Omnivore’s World Tour is back after celebrating its 10th anniversary in 2015, and the 2016 Paris edition, taking place March 6 – 8 at Maison de la Mutualité, is showcasing the creative young cuisine coming out of the city. Over the course of three days, the famed culinary fest will offer 110 demonstrations, five masterclasses, five “fucking dinners,” two pop-up dinners, and plenty more. For scheduling and ticketing information, peek here.
Hôtel Bohême is hosting its first salon de créateurs of 2016 from March 12 – 13. Head to the 11th for the two-day event and pick up some local, handmade wares from the 42 designers who will be exhibiting. And don’t forget to stop by the tea salon for a bite; Mercy Fanny will be making a unique mix of noshes with Japanese, English, and Danish influences.
For another notable foodie event, block your calendar for the evening of March 14th. Le Fooding’s first Priceless Souper of the year is taking place at Buvette and will feature a mélange of American-Japanese-Swedish chefs, including Katsuaki Okiyama of Abri, Isak Oldenburg of Isi in Nice, and Buvette’s own Jody Williams. We recommend grabbing your ticket quickly!
Don’t miss the mixed musical stylings of Slovenian master Gramatik at Le Zénith on March 26th. Denis Jašarević, better known as his stage name Gramatik, creatively combines soul, jazz, hip-hop, electronic, acoustic… how it’s successful? We’re not entirely certain. Are we glad it is? Sure are. For more information and tickets, head here.
The Velvet Underground is one of those elusive groups I love to rediscover, and this month promises a wonderful opportunity to do just that. In honor of the 50th anniversary of the iconic banana album release, La Philharmonie de Paris is presenting an extensive tribute to the band- complete with concerts, workshops, film screenings, and dedicated exhibition The Velvet Underground–New York Extravaganza – beginning March 30th and running until end of summer.
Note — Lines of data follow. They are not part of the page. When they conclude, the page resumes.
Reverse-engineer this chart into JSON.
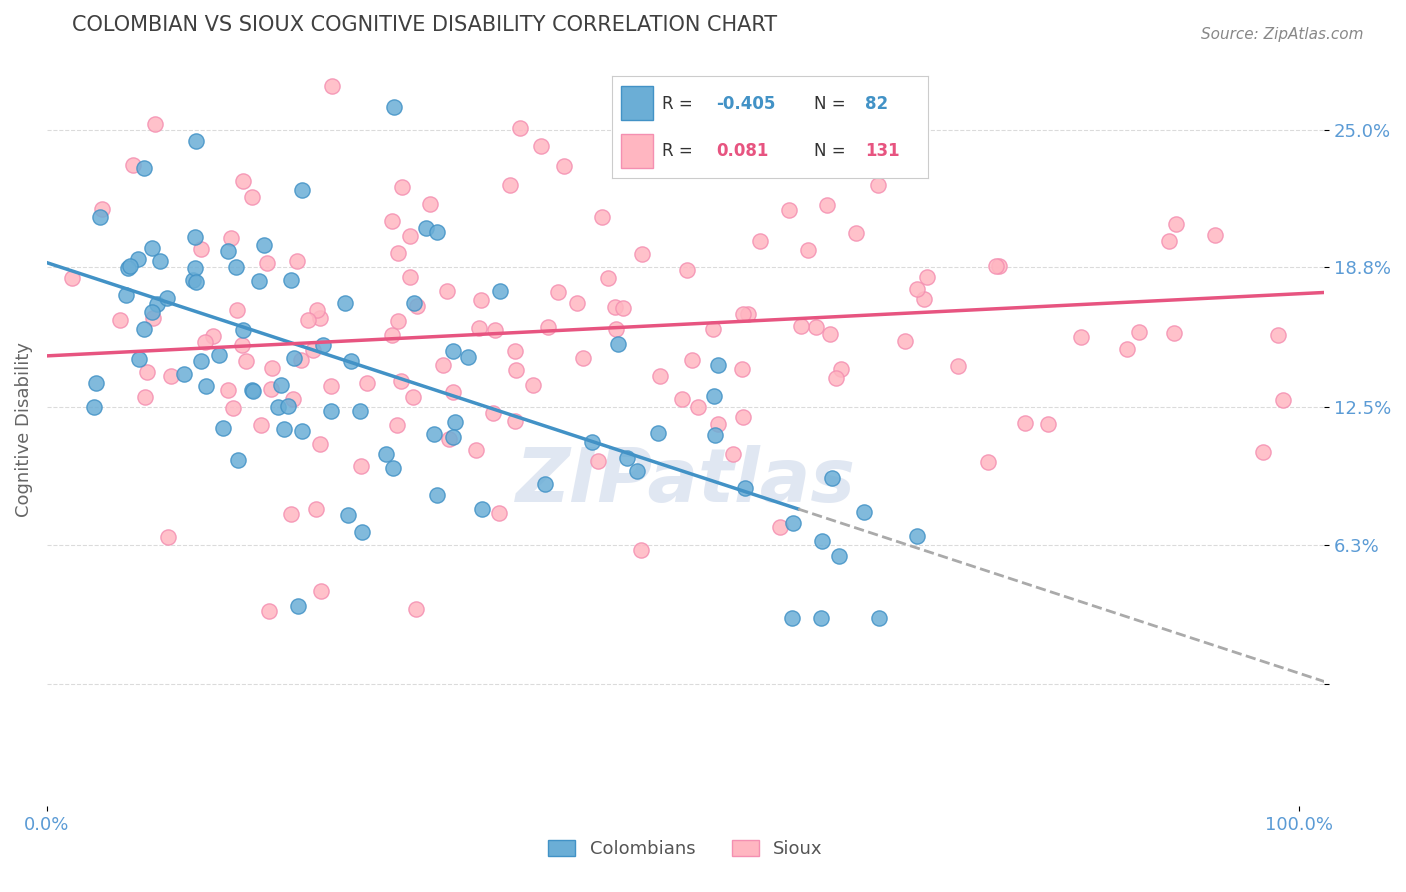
{
  "title": "COLOMBIAN VS SIOUX COGNITIVE DISABILITY CORRELATION CHART",
  "source": "Source: ZipAtlas.com",
  "ylabel": "Cognitive Disability",
  "colombian_color": "#6baed6",
  "colombian_edge": "#4292c6",
  "sioux_color": "#ffb6c1",
  "sioux_edge": "#f48fb1",
  "colombian_R": -0.405,
  "colombian_N": 82,
  "sioux_R": 0.081,
  "sioux_N": 131,
  "background_color": "#ffffff",
  "grid_color": "#cccccc",
  "title_color": "#404040",
  "axis_label_color": "#5b9bd5"
}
One of the year’s most anticipated exhibitions is opening March 31 at the Grand Palais. Seydou Keïta, self-taught Malian photographer from Bamako, was given a Kodak Brownie camera as a child and went on to open his own studio and capture some of the most praised portraits of the Malian people. His images have a beautiful vibrancy and realism to them, but are particularly exceptional in their historical significance as a visual chronicle of Mali during its fight for independence. This one is a must-see, we promise.